Tuesday, February 20, 2007

Off the cynicism scale

Frequent local gadfly TA constant accuses me of insufficient cynicism. If I worked like the MSM, I'd simply point out that most people I know think I'm too cynical, and blithely conclude that I must be about right.

But via a Daily Kos diary comes an indication that TA might just be right -- a serious inside-the-Beltway uber-macher has turned the volume knob on my Armageddon piece to 11.

Testifying before the Senate Foreign Relations Committee, former National Security Advisor Zbigniew Brzezinski took the false flag scenario further than I could have dreamed:

If the United States continues to be bogged down in a protracted bloody involvement in Iraq, the final destination on this downhill track is likely to be a head-on conflict with Iran and with much of the world of Islam at large. A plausible scenario for a military collision with Iran involves Iraqi failure to meet the benchmarks; followed by accusations of Iranian responsibility for the failure; then by some provocation in Iraq or a terrorist act in the U.S. blamed on Iran; culminating in a “defensive” U.S. military action against Iran that plunges a lonely America into a spreading and deepening quagmire eventually ranging across Iraq, Iran, Afghanistan, and Pakistan.

That quote is from his written statement (PDF). Lest you think I must be misinterpreting Zbig's point, the LA Times ran an opinion piece from him that connects the dots with a big fat Sharpie:

Indeed, a mythical historical narrative to justify the case for such a protracted and potential expanding war is already being articulated. Initially justified by false claims about weapons of mass destruction in Iraq, the war is now being redefined as the decisive ideological struggle of our time...

I thought I was way ahead of the curve positing an Administration so morally bankrupt that they would run a false flag operation in the Persian Gulf. Not in my wildest dreams would I have imagined that they would be willing to plant the false flag on our own soil. And here it comes from the man who, thirty years ago, held the same position Colin Powell and Condi Rice once held and Stephen Hadley now holds.

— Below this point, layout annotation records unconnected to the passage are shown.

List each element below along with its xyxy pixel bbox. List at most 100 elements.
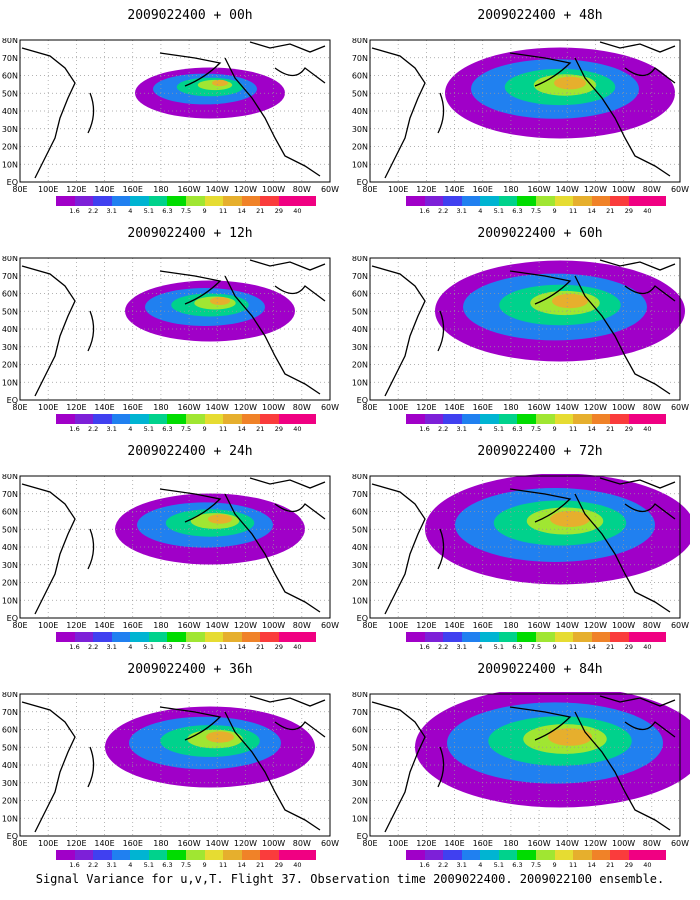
color-bar-swatch <box>130 632 149 642</box>
color-bar-label: 40 <box>293 207 302 215</box>
coastline <box>574 275 671 395</box>
color-bar-label: 5.1 <box>143 207 155 215</box>
color-bar-label: 1.6 <box>419 425 430 433</box>
map-panel: 2009022400 + 60h EQ 10N 20N 30N 40N 50N 60N 70N 8… <box>350 218 690 436</box>
coastline <box>224 493 321 613</box>
variance-map: EQ 10N 20N 30N 40N 50N 60N 70N 80N 80E 100E 120E 140… <box>352 38 689 194</box>
panel-title: 2009022400 + 36h <box>127 662 253 677</box>
color-bar-swatch <box>573 196 592 206</box>
color-bar-swatch <box>517 632 537 642</box>
color-bar-swatch <box>480 414 499 424</box>
map-frame <box>19 39 331 183</box>
x-tick-label: 160W <box>527 621 550 630</box>
coastline <box>509 706 572 741</box>
x-tick-label: 180 <box>153 403 168 412</box>
color-bar-label: 21 <box>256 425 265 433</box>
y-tick-label: 50N <box>352 525 368 534</box>
map-panel: 2009022400 + 12h EQ 10N 20N 30N 40N 50N 60N 70N 8… <box>0 218 340 436</box>
color-bar-label: 3.1 <box>106 207 117 215</box>
color-bar-swatch <box>443 850 462 860</box>
coastline <box>87 92 95 134</box>
color-bar-label: 1.6 <box>419 861 430 869</box>
color-bar-swatch <box>297 196 317 206</box>
y-tick-label: 30N <box>2 125 18 134</box>
y-tick-label: 80N <box>352 474 368 481</box>
x-tick-label: 140W <box>206 403 229 412</box>
color-bar-swatch <box>167 632 187 642</box>
color-bar-label: 5.1 <box>143 861 155 869</box>
color-bar-label: 29 <box>274 643 283 651</box>
color-bar <box>406 414 667 424</box>
x-tick-label: 120W <box>234 403 257 412</box>
y-tick-label: 40N <box>352 325 368 334</box>
coastline <box>249 259 326 271</box>
map-frame <box>369 475 681 619</box>
y-tick-label: 10N <box>352 160 368 169</box>
panel-title: 2009022400 + 48h <box>477 8 603 23</box>
x-tick-label: 120W <box>584 621 607 630</box>
coastline <box>224 275 321 395</box>
y-tick-label: 60N <box>352 290 368 299</box>
color-bar-swatch <box>480 632 499 642</box>
y-tick-label: 60N <box>352 726 368 735</box>
color-bar-swatch <box>297 850 317 860</box>
color-bar-swatch <box>554 850 574 860</box>
color-bar-swatch <box>167 196 187 206</box>
y-tick-label: 50N <box>2 307 18 316</box>
x-tick-label: 120E <box>66 185 86 194</box>
color-bar-labels: 1.6 2.2 3.1 4 5.1 6.3 7.5 9 11 14 21 29 40 <box>406 207 666 217</box>
y-tick-label: 40N <box>2 107 18 116</box>
color-bar-labels: 1.6 2.2 3.1 4 5.1 6.3 7.5 9 11 14 21 29 40 <box>56 425 316 435</box>
x-tick-label: 100E <box>388 403 408 412</box>
color-bar-swatch <box>186 850 205 860</box>
color-bar <box>406 196 667 206</box>
color-bar-swatch <box>241 414 261 424</box>
y-tick-label: 60N <box>2 508 18 517</box>
color-bar-label: 29 <box>624 207 633 215</box>
x-tick-label: 120E <box>66 403 86 412</box>
color-bar-labels: 1.6 2.2 3.1 4 5.1 6.3 7.5 9 11 14 21 29 40 <box>56 207 316 217</box>
color-bar-label: 14 <box>237 425 246 433</box>
color-bar-swatch <box>554 196 574 206</box>
color-bar-label: 7.5 <box>180 425 192 433</box>
y-tick-label: 20N <box>352 143 368 152</box>
y-tick-label: EQ <box>357 832 368 841</box>
color-bar-label: 14 <box>237 861 246 869</box>
y-tick-label: 50N <box>352 743 368 752</box>
color-bar-swatch <box>186 632 205 642</box>
y-tick-label: 50N <box>352 307 368 316</box>
color-bar-label: 9 <box>552 207 557 215</box>
x-tick-label: 140E <box>444 839 464 848</box>
x-tick-label: 180 <box>153 839 168 848</box>
color-bar-label: 21 <box>256 207 265 215</box>
color-bar-label: 1.6 <box>69 861 80 869</box>
coastline <box>224 57 321 177</box>
x-tick-label: 100W <box>262 839 285 848</box>
y-tick-label: 40N <box>352 543 368 552</box>
coastline <box>274 285 326 302</box>
y-tick-label: 10N <box>352 814 368 823</box>
color-bar-swatch <box>498 632 518 642</box>
y-tick-label: 70N <box>352 54 368 63</box>
color-bar-swatch <box>591 196 611 206</box>
x-tick-label: 80W <box>643 403 661 412</box>
coastline <box>371 47 426 179</box>
color-bar-swatch <box>130 196 149 206</box>
color-bar-label: 21 <box>606 643 615 651</box>
color-bar-swatch <box>278 850 298 860</box>
color-bar-label: 2.2 <box>437 207 449 215</box>
panel-title: 2009022400 + 84h <box>477 662 603 677</box>
x-tick-label: 100W <box>262 403 285 412</box>
color-bar-label: 5.1 <box>143 425 155 433</box>
color-bar-swatch <box>647 632 667 642</box>
color-bar-label: 1.6 <box>419 207 430 215</box>
x-tick-label: 160W <box>177 185 200 194</box>
x-tick-label: 140E <box>94 185 114 194</box>
color-bar-swatch <box>573 632 592 642</box>
x-tick-label: 100W <box>612 839 635 848</box>
color-bar-swatch <box>241 196 261 206</box>
color-bar-label: 29 <box>274 861 283 869</box>
color-bar-label: 6.3 <box>512 643 523 651</box>
color-bar-label: 1.6 <box>69 207 80 215</box>
coastline <box>624 503 676 520</box>
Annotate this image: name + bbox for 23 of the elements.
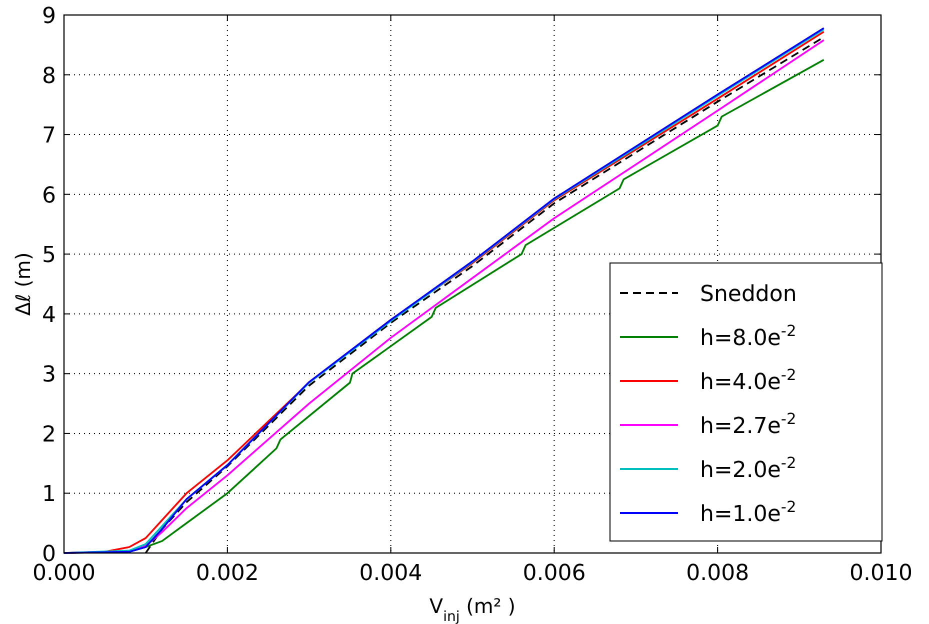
x-axis-title: V$_{inj}$ (m² ) bbox=[429, 594, 516, 624]
y-tick-label: 6 bbox=[42, 183, 56, 208]
x-tick-label: 0.004 bbox=[359, 561, 422, 586]
x-tick-label: 0.008 bbox=[686, 561, 750, 586]
legend-label: h=8.0e$^{-2}$ bbox=[700, 322, 796, 351]
legend-label: h=4.0e$^{-2}$ bbox=[700, 366, 796, 395]
y-tick-label: 1 bbox=[42, 482, 56, 508]
y-tick-label: 8 bbox=[42, 64, 56, 89]
y-axis-title: Δℓ (m) bbox=[11, 252, 35, 316]
x-tick-label: 0.002 bbox=[196, 561, 259, 586]
legend-label: h=2.7e$^{-2}$ bbox=[700, 410, 796, 439]
legend-label: h=1.0e$^{-2}$ bbox=[700, 498, 796, 527]
legend-label: h=2.0e$^{-2}$ bbox=[700, 454, 796, 483]
y-tick-label: 9 bbox=[42, 4, 56, 29]
y-tick-label: 2 bbox=[42, 422, 56, 448]
x-tick-label: 0.006 bbox=[522, 561, 586, 586]
x-tick-label: 0.010 bbox=[850, 561, 912, 586]
y-tick-label: 7 bbox=[42, 124, 56, 149]
y-tick-label: 3 bbox=[42, 362, 56, 388]
x-tick-label: 0.000 bbox=[32, 561, 96, 586]
y-tick-label: 4 bbox=[42, 302, 56, 328]
legend-label: Sneddon bbox=[700, 282, 797, 307]
y-tick-label: 5 bbox=[42, 243, 56, 268]
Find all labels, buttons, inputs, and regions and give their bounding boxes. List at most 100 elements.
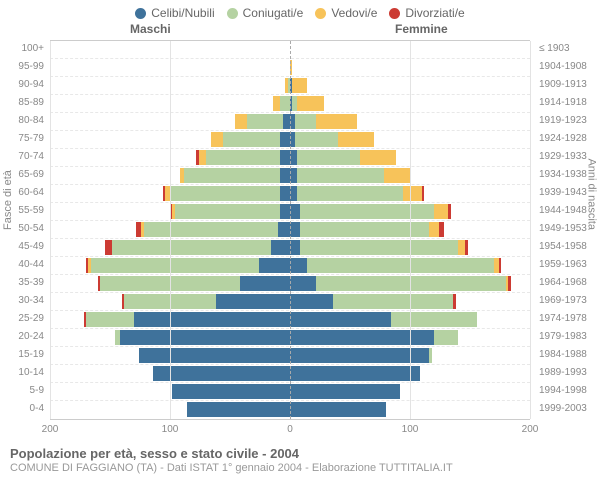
seg-div [508, 276, 510, 291]
y-tick-age: 10-14 [0, 368, 44, 378]
population-pyramid: Fasce di età Anni di nascita 100+95-9990… [0, 40, 600, 442]
seg-con [434, 330, 458, 345]
bar-male [235, 114, 290, 129]
y-tick-age: 80-84 [0, 116, 44, 126]
y-tick-age: 65-69 [0, 170, 44, 180]
y-tick-age: 5-9 [0, 386, 44, 396]
seg-cel [290, 312, 391, 327]
seg-div [465, 240, 467, 255]
seg-con [429, 348, 431, 363]
legend-label: Celibi/Nubili [151, 6, 214, 20]
bar-female [290, 402, 386, 417]
seg-cel [280, 150, 290, 165]
y-tick-birth: 1914-1918 [539, 98, 600, 108]
y-tick-age: 40-44 [0, 260, 44, 270]
chart-subtitle: COMUNE DI FAGGIANO (TA) - Dati ISTAT 1° … [10, 462, 590, 474]
legend-swatch [135, 8, 146, 19]
bar-female [290, 258, 501, 273]
seg-ved [403, 186, 422, 201]
center-axis [290, 41, 291, 419]
bar-female [290, 240, 468, 255]
legend-item: Divorziati/e [389, 6, 464, 20]
y-axis-right: ≤ 19031904-19081909-19131914-19181919-19… [535, 40, 600, 420]
seg-con [206, 150, 280, 165]
seg-con [307, 258, 494, 273]
y-tick-birth: 1964-1968 [539, 278, 600, 288]
seg-ved [235, 114, 247, 129]
seg-con [295, 114, 317, 129]
seg-cel [290, 186, 297, 201]
y-tick-birth: 1939-1943 [539, 188, 600, 198]
y-tick-birth: 1989-1993 [539, 368, 600, 378]
y-tick-birth: 1984-1988 [539, 350, 600, 360]
bar-male [170, 204, 290, 219]
seg-con [297, 150, 359, 165]
seg-con [333, 294, 453, 309]
seg-cel [280, 168, 290, 183]
x-tick: 100 [402, 424, 419, 435]
seg-cel [290, 384, 400, 399]
seg-cel [290, 204, 300, 219]
legend-swatch [227, 8, 238, 19]
plot-area [50, 40, 530, 420]
y-tick-birth: 1974-1978 [539, 314, 600, 324]
seg-con [86, 312, 134, 327]
seg-div [105, 240, 112, 255]
seg-ved [292, 78, 306, 93]
bar-female [290, 294, 456, 309]
x-tick: 200 [522, 424, 539, 435]
seg-con [91, 258, 259, 273]
bar-male [84, 312, 290, 327]
seg-cel [290, 276, 316, 291]
bar-female [290, 276, 511, 291]
seg-cel [134, 312, 290, 327]
y-tick-birth: 1969-1973 [539, 296, 600, 306]
legend-item: Coniugati/e [227, 6, 304, 20]
seg-cel [216, 294, 290, 309]
bar-male [163, 186, 290, 201]
bar-male [115, 330, 290, 345]
seg-cel [139, 348, 290, 363]
y-tick-age: 20-24 [0, 332, 44, 342]
bar-male [105, 240, 290, 255]
bar-male [86, 258, 290, 273]
gridline [410, 41, 411, 419]
seg-div [422, 186, 424, 201]
seg-cel [120, 330, 290, 345]
seg-con [316, 276, 506, 291]
seg-con [280, 96, 290, 111]
seg-con [247, 114, 283, 129]
y-tick-birth: 1909-1913 [539, 80, 600, 90]
seg-ved [384, 168, 410, 183]
bar-male [196, 150, 290, 165]
bar-male [153, 366, 290, 381]
footer: Popolazione per età, sesso e stato civil… [0, 442, 600, 474]
y-tick-age: 50-54 [0, 224, 44, 234]
y-tick-age: 90-94 [0, 80, 44, 90]
seg-con [170, 186, 280, 201]
y-tick-birth: 1999-2003 [539, 404, 600, 414]
bar-male [139, 348, 290, 363]
y-tick-birth: 1954-1958 [539, 242, 600, 252]
seg-cel [278, 222, 290, 237]
header-male: Maschi [130, 22, 171, 36]
seg-cel [259, 258, 290, 273]
seg-con [223, 132, 281, 147]
gridline [50, 41, 51, 419]
seg-con [184, 168, 280, 183]
y-tick-age: 60-64 [0, 188, 44, 198]
y-tick-age: 25-29 [0, 314, 44, 324]
legend-item: Celibi/Nubili [135, 6, 214, 20]
bar-male [122, 294, 290, 309]
bar-female [290, 114, 357, 129]
y-tick-age: 15-19 [0, 350, 44, 360]
seg-cel [271, 240, 290, 255]
bar-male [211, 132, 290, 147]
y-tick-birth: 1959-1963 [539, 260, 600, 270]
seg-con [300, 204, 434, 219]
bar-female [290, 150, 396, 165]
seg-ved [211, 132, 223, 147]
y-tick-birth: 1949-1953 [539, 224, 600, 234]
bar-female [290, 222, 444, 237]
legend-swatch [389, 8, 400, 19]
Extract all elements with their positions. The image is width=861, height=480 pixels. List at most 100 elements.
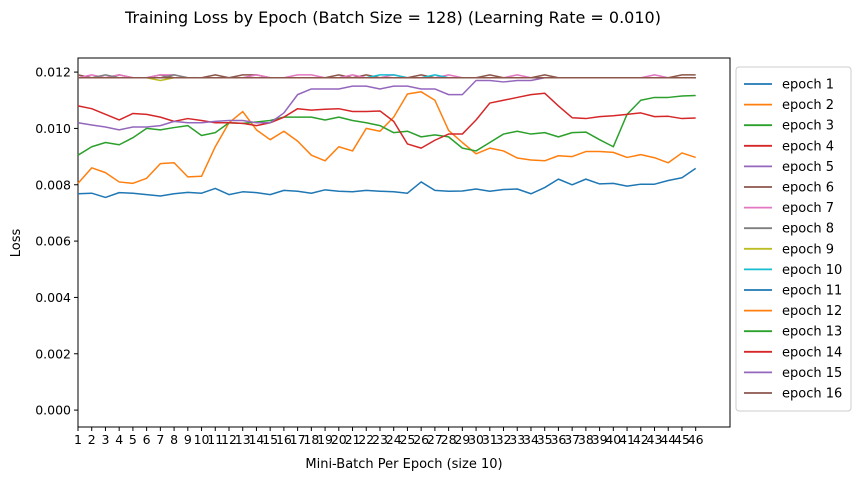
x-tick-label: 33 (509, 432, 525, 447)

You win, TA. I'm simply not up to the task of charting the depths of such evil.

2 Comments:

Anonymous Anonymous said...

Chin up there old boy. It doesn't matter at this point if they set the whole business off with a false flag on 9/11. What matters is this:

1) Are you willing to look at what they are capable of? Prospectively, historically and most importantly in real time, which oddly enough is more difficult than the other two (It's a don't blink or you'll miss it operation).

2) What are you gonna do about it? Plan A -- Ignore it and pretend it'll come out right in the end; Plan B -- well, what choice do you have except to fight it wherever you find it?

As for Plan B in general, since you'll (we'll) never be able to outspend them, we have to be way, way smarter than them (which clearly leaves out the Democratic Party).

Otherwise, we might as well go back to Plan A. But remember, Plan B can't work if you ever take your eye off the game for a second. There's your happy thought for the day.

TA

3:49 AM  
Anonymous Anonymous said...

On further reflection I feel compelled to add a few thoughts.

With very few exceptions (pulling off a band-aid being one of them) large changes in awareness are usually best taken in a measured way.

The really sticky bit is how to keep up sufficient momentum of discomfort caused by changes in perception (the real world) so as to make real progress, without going so fast that the pain forces you to stop all together.

I should probably leave you with that thought. You, and presumably your readership, have been being subjected to events in the real world that are so mind boggling as to force something in your collective heads to break. The interesting question is: will it be your existing conceptions of the world or your entire grasp on reality?